Jaladanki Suraj K, Vaid Akhil, Sawant Ashwin S, Xu Jie, Shah Kush, Dellepiane Sergio, Paranjpe Ishan, Chan Lili, Kovatch Patricia, Charney Alexander W, Wang Fei, Glicksberg Benjamin S, Singh Karandeep, Nadkarni Girish N
The Hasso Plattner Institute for Digital Health at Mount Sinai, Icahn School of Medicine at Mount Sinai, New York, New York, USA.
The Mount Sinai Clinical Intelligence Center (MSCIC), New York, New York, USA.
medRxiv. 2021 Jul 28:2021.07.25.21261105. doi: 10.1101/2021.07.25.21261105.
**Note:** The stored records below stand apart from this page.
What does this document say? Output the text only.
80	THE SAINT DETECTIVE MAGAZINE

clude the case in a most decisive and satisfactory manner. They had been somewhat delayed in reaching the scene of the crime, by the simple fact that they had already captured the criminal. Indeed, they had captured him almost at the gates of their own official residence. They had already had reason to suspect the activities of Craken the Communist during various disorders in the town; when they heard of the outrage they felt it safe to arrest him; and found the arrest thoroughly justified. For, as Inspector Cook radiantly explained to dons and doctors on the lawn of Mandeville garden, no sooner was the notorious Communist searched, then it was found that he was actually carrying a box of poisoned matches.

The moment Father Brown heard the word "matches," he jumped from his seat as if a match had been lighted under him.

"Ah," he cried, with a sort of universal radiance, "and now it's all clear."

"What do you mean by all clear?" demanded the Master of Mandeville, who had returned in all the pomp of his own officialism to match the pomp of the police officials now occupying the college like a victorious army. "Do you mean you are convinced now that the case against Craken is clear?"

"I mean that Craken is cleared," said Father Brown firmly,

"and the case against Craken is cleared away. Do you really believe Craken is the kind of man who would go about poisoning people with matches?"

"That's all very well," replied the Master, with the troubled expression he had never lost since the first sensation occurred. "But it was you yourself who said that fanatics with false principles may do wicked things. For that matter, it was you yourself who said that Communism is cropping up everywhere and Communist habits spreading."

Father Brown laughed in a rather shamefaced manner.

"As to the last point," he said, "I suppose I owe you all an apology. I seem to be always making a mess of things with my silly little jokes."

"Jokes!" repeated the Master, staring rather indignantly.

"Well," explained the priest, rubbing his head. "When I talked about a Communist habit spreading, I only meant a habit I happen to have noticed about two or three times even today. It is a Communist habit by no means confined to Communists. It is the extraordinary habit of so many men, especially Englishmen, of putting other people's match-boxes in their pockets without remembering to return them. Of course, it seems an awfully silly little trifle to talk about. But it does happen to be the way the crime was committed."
Federated learning is a technique for training predictive models without sharing patient-level data, thus maintaining data security while allowing inter-institutional collaboration. We used federated learning to predict acute kidney injury within three and seven days of admission, using demographics, comorbidities, vital signs, and laboratory values, in 4029 adults hospitalized with COVID-19 at five sociodemographically diverse New York City hospitals, between March-October 2020. Prediction performance of federated models was generally higher than single-hospital models and was comparable to pooled-data models. In the first use-case in kidney disease, federated learning improved prediction of a common complication of COVID-19, while preserving data privacy.
联邦学习是一种在不共享患者层面数据的情况下训练预测模型的技术,从而在允许机构间合作的同时维护数据安全。2020年3月至10月期间,我们在纽约市五家社会人口统计学特征各异的医院中,对4029名因新冠肺炎住院的成年人,利用人口统计学、合并症、生命体征和实验室值,采用联邦学习来预测入院后三天和七天内的急性肾损伤。联邦模型的预测性能总体上高于单医院模型,且与汇总数据模型相当。在肾病的首个应用案例中,联邦学习在保护数据隐私的同时,改善了对新冠肺炎常见并发症的预测。